Video annoyances are observed by the user when the displayed signal is of poor quality. We divide these annoyances into three broad categories based on their symptoms.
Pixelated video is often caused by high packet loss rates. When this occurs, regions of the video feed where movement is being shown may appear to be blocky or pixelated.
Blurry or frozen video may be due to any of multiple causes, including sender problems, high packet loss rates on the network or excessive CPU load. In high CPU load conditions, the decoder drops received frames in order to ensure uninterrupted video playout. Blurry video can occur in multiple regions of the screen or across the entire picture. When video freezing occurs, the video playout stops, while audio usually continues.
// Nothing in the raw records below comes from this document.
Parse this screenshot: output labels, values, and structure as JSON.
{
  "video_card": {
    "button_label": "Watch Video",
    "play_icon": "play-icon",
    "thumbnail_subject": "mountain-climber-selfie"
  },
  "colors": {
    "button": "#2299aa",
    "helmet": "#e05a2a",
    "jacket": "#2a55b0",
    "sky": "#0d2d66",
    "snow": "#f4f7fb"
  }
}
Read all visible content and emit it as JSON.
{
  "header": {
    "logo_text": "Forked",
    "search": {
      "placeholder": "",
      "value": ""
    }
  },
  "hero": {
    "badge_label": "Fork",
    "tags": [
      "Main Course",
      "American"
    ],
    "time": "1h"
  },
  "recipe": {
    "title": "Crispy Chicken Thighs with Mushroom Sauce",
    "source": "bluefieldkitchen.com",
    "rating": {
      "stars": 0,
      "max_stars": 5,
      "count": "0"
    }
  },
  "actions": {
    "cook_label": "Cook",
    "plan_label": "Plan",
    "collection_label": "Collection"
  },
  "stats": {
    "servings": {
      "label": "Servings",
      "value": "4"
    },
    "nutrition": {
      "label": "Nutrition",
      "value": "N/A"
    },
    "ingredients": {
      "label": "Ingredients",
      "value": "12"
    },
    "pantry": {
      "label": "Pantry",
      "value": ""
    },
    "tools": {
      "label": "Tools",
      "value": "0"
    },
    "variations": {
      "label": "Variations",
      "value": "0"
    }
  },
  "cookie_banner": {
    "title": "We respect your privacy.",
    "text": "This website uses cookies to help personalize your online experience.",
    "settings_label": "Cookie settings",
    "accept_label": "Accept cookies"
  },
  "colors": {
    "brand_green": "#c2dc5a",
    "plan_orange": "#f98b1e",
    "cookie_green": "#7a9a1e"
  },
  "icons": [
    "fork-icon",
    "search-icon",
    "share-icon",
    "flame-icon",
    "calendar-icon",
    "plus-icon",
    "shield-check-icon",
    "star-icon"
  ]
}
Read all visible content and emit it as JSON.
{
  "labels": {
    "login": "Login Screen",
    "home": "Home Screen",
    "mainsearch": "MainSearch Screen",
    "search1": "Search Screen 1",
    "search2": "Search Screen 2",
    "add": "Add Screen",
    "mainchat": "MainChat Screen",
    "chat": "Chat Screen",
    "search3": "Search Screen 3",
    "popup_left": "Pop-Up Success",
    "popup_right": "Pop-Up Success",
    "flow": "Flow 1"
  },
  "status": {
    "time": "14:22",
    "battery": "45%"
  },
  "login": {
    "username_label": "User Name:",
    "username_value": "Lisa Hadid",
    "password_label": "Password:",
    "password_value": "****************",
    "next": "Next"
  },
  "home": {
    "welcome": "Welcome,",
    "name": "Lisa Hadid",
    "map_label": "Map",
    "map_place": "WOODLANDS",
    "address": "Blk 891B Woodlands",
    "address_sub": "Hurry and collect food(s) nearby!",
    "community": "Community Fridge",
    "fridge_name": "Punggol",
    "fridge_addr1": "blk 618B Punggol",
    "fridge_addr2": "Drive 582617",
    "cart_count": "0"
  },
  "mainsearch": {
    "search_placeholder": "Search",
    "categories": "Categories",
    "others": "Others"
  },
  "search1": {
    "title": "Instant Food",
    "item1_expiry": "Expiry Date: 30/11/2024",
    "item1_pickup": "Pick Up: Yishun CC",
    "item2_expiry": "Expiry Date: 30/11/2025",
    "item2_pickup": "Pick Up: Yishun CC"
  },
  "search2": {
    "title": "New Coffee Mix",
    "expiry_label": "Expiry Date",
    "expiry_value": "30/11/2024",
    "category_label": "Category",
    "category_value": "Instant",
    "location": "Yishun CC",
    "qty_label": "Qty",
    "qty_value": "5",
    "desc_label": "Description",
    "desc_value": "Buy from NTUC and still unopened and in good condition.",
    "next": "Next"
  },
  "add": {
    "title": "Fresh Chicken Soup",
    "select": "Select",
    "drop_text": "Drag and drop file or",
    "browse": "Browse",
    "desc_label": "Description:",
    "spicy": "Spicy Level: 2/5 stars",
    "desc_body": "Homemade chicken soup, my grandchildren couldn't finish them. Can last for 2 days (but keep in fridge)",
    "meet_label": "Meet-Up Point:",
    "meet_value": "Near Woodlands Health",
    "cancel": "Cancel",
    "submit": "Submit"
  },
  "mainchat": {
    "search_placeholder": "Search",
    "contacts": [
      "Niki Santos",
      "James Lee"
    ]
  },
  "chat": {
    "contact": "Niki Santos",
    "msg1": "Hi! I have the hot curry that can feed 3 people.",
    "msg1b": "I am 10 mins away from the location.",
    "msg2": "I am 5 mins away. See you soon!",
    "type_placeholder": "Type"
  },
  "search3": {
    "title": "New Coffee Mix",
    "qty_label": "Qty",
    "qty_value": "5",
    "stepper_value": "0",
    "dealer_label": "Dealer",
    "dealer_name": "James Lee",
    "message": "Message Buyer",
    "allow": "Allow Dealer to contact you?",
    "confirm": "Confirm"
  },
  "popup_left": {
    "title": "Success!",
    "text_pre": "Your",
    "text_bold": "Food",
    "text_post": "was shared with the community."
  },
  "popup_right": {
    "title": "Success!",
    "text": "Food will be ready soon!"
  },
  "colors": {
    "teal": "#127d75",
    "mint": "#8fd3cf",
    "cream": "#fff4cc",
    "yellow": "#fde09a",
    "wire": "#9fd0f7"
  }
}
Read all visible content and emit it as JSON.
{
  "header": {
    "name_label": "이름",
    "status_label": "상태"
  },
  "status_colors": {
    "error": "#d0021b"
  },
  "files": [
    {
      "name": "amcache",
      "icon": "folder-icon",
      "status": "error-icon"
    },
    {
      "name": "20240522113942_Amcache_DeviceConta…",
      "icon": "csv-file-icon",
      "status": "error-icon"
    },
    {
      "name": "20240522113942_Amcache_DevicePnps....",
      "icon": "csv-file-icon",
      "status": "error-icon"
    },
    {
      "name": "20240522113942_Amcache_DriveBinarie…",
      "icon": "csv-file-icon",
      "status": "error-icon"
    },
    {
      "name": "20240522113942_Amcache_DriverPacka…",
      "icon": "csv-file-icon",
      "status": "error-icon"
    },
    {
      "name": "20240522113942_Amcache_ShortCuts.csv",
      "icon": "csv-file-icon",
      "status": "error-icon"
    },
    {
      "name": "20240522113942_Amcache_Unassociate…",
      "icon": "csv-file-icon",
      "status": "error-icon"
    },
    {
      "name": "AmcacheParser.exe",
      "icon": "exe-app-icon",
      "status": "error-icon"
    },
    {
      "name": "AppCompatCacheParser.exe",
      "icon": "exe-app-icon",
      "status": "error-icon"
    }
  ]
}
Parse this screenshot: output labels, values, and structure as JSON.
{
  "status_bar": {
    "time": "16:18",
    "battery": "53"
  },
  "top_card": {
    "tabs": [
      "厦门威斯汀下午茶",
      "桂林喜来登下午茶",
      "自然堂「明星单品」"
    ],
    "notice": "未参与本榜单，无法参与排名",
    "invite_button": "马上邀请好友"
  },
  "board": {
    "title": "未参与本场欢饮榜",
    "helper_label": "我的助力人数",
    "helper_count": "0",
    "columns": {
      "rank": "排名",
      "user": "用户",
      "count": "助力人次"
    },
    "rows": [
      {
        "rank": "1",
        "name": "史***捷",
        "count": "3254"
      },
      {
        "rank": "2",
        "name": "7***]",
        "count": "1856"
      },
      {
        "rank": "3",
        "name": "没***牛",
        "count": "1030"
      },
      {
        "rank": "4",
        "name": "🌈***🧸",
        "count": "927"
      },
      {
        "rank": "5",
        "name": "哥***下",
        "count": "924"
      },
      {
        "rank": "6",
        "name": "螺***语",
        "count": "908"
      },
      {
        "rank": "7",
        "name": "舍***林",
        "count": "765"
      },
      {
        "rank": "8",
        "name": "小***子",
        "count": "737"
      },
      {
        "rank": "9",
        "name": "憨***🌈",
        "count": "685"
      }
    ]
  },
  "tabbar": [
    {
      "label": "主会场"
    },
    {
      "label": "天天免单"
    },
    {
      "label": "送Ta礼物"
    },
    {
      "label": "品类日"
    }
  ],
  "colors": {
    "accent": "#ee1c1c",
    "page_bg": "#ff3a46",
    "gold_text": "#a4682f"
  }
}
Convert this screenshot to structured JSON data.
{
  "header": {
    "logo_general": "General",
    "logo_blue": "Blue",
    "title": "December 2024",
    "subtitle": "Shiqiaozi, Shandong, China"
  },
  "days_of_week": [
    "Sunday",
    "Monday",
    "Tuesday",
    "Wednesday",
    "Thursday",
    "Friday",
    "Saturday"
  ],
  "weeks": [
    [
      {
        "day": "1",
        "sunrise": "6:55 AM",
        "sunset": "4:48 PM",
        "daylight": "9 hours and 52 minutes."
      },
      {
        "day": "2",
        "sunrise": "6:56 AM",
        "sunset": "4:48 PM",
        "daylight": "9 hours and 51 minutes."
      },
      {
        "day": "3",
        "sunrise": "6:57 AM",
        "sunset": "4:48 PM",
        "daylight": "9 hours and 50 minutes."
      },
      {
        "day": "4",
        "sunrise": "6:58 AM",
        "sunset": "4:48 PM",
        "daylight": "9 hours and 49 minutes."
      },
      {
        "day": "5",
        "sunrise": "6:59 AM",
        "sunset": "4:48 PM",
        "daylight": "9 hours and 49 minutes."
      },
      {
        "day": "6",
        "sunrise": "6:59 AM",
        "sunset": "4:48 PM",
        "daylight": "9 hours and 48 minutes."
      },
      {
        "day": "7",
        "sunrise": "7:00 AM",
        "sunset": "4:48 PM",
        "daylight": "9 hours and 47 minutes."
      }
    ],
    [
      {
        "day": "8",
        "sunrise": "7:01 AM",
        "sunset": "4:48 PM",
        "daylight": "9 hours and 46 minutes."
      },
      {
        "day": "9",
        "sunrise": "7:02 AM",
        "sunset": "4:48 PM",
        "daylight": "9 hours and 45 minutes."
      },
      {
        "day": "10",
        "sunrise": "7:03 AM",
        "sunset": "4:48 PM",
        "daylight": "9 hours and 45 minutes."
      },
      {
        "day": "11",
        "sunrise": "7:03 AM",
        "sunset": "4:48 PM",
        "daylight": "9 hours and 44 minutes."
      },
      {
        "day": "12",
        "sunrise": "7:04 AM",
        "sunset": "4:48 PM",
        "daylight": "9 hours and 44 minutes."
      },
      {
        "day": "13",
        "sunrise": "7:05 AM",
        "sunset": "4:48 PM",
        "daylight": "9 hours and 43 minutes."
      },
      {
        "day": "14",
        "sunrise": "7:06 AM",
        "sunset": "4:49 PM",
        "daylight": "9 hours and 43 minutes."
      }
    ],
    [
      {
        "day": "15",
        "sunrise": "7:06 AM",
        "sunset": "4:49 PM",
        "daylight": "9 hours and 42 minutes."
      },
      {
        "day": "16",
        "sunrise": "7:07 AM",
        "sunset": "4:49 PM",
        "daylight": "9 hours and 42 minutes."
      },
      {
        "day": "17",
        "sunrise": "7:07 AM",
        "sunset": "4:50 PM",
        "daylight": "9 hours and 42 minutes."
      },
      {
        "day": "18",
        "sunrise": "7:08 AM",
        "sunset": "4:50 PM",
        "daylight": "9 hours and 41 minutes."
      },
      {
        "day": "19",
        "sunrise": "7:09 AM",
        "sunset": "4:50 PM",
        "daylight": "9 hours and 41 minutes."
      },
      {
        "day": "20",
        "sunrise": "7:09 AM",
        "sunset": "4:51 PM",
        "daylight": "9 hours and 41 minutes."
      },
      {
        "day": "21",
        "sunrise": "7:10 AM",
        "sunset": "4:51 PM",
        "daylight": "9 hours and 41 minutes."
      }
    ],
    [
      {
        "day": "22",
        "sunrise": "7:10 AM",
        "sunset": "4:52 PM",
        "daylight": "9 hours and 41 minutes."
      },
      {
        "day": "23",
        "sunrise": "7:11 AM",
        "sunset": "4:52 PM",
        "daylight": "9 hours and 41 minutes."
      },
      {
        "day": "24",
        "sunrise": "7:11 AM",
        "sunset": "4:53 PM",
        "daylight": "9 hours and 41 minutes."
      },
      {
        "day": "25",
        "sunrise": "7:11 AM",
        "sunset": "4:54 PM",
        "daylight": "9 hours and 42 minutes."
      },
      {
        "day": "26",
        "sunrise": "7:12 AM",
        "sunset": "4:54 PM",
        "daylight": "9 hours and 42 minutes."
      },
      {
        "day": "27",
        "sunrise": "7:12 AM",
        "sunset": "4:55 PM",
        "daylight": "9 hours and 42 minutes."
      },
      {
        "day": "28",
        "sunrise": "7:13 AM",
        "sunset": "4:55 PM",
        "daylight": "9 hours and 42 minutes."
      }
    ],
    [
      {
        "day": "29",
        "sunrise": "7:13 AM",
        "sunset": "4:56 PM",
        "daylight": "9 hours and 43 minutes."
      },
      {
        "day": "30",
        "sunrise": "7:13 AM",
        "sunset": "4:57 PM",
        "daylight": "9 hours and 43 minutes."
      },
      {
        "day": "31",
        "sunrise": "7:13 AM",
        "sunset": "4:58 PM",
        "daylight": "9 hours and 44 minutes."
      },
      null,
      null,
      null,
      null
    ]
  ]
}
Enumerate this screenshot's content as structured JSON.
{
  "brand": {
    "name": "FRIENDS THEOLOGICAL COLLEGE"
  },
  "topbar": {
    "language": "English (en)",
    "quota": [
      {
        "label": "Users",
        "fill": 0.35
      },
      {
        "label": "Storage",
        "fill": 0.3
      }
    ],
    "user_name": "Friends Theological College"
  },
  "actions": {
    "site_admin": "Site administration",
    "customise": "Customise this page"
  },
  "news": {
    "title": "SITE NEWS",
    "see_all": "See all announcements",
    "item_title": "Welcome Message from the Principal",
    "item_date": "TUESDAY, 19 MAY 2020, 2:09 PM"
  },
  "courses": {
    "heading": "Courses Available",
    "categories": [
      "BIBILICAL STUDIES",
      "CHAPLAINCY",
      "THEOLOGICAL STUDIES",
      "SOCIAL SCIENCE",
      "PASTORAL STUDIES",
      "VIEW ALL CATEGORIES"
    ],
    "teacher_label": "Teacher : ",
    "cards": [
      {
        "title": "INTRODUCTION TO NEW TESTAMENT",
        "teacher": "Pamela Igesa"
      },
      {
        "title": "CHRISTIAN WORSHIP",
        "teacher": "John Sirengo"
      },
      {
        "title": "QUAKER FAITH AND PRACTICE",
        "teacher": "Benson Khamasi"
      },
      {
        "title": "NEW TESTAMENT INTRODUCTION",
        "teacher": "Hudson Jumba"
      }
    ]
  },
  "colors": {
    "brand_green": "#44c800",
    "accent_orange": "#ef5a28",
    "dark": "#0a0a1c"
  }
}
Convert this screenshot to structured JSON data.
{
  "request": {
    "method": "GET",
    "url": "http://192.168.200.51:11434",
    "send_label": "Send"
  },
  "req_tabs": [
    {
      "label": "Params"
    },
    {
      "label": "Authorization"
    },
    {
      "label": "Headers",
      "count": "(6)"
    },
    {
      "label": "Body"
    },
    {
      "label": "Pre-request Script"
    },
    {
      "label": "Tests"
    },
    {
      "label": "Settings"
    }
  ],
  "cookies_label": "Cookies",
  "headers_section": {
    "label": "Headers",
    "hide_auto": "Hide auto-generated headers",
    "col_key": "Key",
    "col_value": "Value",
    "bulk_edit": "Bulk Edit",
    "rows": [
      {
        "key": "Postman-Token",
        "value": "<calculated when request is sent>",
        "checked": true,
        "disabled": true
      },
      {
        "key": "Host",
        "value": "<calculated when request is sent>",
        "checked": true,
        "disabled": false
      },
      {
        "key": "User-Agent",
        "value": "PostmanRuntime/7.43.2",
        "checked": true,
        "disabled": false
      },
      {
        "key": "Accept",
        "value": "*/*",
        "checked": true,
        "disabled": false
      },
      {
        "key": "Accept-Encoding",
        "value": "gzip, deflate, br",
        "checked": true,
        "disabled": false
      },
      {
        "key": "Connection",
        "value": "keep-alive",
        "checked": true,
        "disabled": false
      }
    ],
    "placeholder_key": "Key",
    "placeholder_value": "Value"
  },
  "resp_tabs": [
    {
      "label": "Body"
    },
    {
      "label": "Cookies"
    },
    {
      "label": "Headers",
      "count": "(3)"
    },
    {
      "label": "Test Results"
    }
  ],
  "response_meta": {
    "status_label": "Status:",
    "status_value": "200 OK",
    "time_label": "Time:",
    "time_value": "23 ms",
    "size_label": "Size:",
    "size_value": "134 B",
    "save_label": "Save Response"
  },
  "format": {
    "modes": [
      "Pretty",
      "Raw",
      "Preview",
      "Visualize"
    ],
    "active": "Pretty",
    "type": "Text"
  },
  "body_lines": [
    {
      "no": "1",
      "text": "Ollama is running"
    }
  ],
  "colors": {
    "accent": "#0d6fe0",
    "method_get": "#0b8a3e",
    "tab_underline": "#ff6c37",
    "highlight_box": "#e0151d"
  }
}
Video-audio synchronization, (a.k.a., lip sync error) is measured by the amount of time the audio departs from perfect synchronization with the video. We don’t have a specific recommended tolerance for synchronization in WebRTC applications, but the ITU-T, has published these recommendations for broadcasting applications, which provide a reasonable guidepost: Humans perceive desynchronization if audio lags behind the video by more than 125ms or is ahead of it by more than 45ms.
In WebRTC, each media frame (sample) is assigned a timestamp and each media stream (voice and video) is independently sampled at different clock rates. It is the responsibility of the receiver device to synchronize these streams for playback. The synchronization is done using RTP Control Protocol (RTCP) Sender Reports (SR), which provide a mapping from a stream timestamp to a global Network Time Protocol (NTP) timestamp. The lack of synchronization between video and audio is usually caused by missing RTCP SR packets, wrong information contained inside them or erroneous processing logic.
Cues Point to the Root Cause of QoE Problems
While WebRTC communications services are inherently complex, we can troubleshoot many problems by isolating them to a particular system - network, infrastructure, or endpoint. In particular, problems in the media pipeline manifest themselves with specific types of annoyances that provide a troubleshooting cue. Using these cues, we can further investigate and identify the root cause of a QoE problem. More on this in future articles!